Immunetrics

Technology

The results are all too familiar. Efficacy signals that vanish in larger studies. Confirmatory trials that cannot be replicated. Labels so narrow they miss the market. And worst of all, late-stage or post-approval safety surprises. These problems are born in the gap between hypotheses and reality, between pilot study and proof of concept. If only your data could truly predict the results of every stage of discovery and development.

Biosimulation technology from Immunetrics, Inc. provides a bridge between research, experiments, and trial design decisions. Put simply, we build predictive computer models based on biological mechanisms. Mathematical models have been used to describe complex systems in other industries for years. No one prototypes an airplane, a car, or a space mission without running the empirical data through a computer model. Even the healthcare industry has a history of using models for product development. Now the predictive power of mechanistic modeling can be applied to pharmaceutical and device development. Why is the pharmaceutical industry behind? Medicine's foundation, the biology, is complex and difficult to discern. Only recently have scientists begun to grasp the intricate mechanisms behind many disease states. It is the knowledge of these mechanistic details that makes modeling them possible. However, incorporating detailed biology into the framework of a model remains a daunting task.

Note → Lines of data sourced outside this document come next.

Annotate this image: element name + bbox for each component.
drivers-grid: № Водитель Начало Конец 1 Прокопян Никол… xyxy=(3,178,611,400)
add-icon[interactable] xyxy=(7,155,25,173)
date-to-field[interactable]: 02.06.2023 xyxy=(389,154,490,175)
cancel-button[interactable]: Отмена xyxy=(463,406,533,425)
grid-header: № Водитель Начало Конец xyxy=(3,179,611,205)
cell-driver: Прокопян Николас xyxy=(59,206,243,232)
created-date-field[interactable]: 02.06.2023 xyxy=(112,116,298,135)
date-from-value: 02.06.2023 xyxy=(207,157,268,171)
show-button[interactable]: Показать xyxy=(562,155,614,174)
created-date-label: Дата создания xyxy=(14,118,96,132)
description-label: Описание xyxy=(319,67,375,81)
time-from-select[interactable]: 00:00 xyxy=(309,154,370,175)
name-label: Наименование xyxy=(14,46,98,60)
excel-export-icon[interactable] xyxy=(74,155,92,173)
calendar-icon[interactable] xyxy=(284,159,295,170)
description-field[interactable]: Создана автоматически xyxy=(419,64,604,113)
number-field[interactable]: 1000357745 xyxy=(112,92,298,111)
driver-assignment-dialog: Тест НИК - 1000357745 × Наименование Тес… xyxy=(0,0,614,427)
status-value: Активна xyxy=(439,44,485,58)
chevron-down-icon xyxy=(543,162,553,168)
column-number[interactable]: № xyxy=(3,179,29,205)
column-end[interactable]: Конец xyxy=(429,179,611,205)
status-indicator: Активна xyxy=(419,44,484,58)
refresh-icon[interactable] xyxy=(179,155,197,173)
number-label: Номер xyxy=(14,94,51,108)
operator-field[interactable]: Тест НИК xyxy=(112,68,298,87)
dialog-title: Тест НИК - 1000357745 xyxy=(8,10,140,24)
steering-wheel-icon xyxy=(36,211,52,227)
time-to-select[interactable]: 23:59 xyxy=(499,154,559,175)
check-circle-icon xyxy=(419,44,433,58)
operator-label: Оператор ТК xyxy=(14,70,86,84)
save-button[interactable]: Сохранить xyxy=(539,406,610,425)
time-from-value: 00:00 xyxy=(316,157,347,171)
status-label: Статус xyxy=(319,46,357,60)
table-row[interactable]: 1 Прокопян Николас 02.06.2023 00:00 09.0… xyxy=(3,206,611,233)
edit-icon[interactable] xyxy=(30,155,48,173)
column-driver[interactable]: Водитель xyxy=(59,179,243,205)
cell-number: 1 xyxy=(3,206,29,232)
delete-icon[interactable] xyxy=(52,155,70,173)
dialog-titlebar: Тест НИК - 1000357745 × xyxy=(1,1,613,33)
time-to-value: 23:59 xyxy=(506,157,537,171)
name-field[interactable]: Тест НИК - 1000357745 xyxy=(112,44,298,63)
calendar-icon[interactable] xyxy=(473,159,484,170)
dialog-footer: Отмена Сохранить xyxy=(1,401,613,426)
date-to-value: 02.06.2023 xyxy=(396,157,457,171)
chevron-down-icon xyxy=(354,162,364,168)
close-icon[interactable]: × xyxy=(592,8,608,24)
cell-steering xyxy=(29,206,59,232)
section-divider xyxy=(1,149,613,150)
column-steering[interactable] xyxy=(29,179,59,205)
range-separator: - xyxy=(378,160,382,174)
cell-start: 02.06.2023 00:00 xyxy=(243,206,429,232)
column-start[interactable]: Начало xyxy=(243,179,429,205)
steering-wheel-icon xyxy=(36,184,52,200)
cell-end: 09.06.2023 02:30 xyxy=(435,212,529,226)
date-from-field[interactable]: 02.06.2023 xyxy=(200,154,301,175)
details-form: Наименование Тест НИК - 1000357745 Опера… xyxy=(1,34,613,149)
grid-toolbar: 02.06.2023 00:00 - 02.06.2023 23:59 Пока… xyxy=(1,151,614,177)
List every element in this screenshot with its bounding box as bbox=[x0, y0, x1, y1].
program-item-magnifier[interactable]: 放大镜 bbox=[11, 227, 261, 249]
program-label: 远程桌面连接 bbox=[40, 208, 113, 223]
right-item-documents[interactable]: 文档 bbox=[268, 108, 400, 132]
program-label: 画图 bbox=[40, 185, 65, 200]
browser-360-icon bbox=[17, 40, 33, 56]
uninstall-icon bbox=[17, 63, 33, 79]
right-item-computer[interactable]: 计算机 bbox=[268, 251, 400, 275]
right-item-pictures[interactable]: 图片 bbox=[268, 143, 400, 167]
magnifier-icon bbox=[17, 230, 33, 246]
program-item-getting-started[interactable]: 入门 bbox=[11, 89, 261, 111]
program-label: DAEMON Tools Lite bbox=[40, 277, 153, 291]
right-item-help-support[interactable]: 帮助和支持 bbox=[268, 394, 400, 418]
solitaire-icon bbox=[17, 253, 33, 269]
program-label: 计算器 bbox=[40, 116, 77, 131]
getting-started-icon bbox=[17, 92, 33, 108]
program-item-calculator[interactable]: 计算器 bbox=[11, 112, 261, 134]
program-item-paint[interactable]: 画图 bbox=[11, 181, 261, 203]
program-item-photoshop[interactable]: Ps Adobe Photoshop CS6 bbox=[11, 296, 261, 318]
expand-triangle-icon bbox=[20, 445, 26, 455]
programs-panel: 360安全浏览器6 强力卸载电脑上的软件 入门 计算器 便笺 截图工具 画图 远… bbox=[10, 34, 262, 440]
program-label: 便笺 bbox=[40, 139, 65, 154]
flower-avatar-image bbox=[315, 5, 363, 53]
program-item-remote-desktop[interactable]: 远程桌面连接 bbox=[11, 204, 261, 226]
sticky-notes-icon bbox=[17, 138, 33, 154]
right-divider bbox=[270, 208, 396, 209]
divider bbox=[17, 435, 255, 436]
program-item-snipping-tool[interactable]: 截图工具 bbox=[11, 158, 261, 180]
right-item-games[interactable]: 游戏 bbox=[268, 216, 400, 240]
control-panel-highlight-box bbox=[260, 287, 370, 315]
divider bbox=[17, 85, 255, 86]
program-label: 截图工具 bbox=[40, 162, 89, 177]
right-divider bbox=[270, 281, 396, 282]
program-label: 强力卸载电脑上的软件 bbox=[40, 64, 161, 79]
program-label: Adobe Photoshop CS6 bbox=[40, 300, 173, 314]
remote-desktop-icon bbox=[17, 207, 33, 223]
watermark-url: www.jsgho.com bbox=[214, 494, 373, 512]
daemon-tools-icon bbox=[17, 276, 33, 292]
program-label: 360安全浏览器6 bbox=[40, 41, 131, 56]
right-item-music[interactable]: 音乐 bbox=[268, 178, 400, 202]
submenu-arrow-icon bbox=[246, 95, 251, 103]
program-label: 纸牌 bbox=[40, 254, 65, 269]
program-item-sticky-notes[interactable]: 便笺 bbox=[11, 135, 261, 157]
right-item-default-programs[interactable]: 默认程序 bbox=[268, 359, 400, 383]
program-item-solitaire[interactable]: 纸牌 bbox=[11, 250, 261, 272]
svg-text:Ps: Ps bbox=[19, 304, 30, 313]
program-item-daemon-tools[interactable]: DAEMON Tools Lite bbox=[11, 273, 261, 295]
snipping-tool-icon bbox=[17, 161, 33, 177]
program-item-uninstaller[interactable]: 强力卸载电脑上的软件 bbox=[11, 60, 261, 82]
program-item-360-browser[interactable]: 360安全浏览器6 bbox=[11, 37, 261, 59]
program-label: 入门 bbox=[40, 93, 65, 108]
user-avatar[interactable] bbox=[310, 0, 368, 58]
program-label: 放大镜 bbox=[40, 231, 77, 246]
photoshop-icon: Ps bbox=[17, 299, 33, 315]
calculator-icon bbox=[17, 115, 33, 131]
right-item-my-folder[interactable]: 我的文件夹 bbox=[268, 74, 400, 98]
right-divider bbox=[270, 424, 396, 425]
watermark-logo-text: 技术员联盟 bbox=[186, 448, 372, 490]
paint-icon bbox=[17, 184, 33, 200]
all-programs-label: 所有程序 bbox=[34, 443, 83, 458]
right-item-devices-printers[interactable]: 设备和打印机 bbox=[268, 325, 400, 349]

What is the value of biosimulation?

Building a model of a complex process provides a level of understanding that is otherwise unreachable. Details can be seen at a very fine resolution, and an unlimited number of virtual scenarios can be explored. For example, performing clinical trials with actual patients is severely limited by cost. However, there is virtually no cost associated with running an in silico trial. Immunetrics technology enables us to perform nearly unlimited in silico trials testing multiple therapeutic regimens in patient cohorts of various sizes, while simultaneously examining multiple clinical endpoints. We can predict which patient groups will respond to a drug, what size trial is best suited for a client's need, which endpoints will provide the most favorable outcome, and when clinical endpoints should be measured.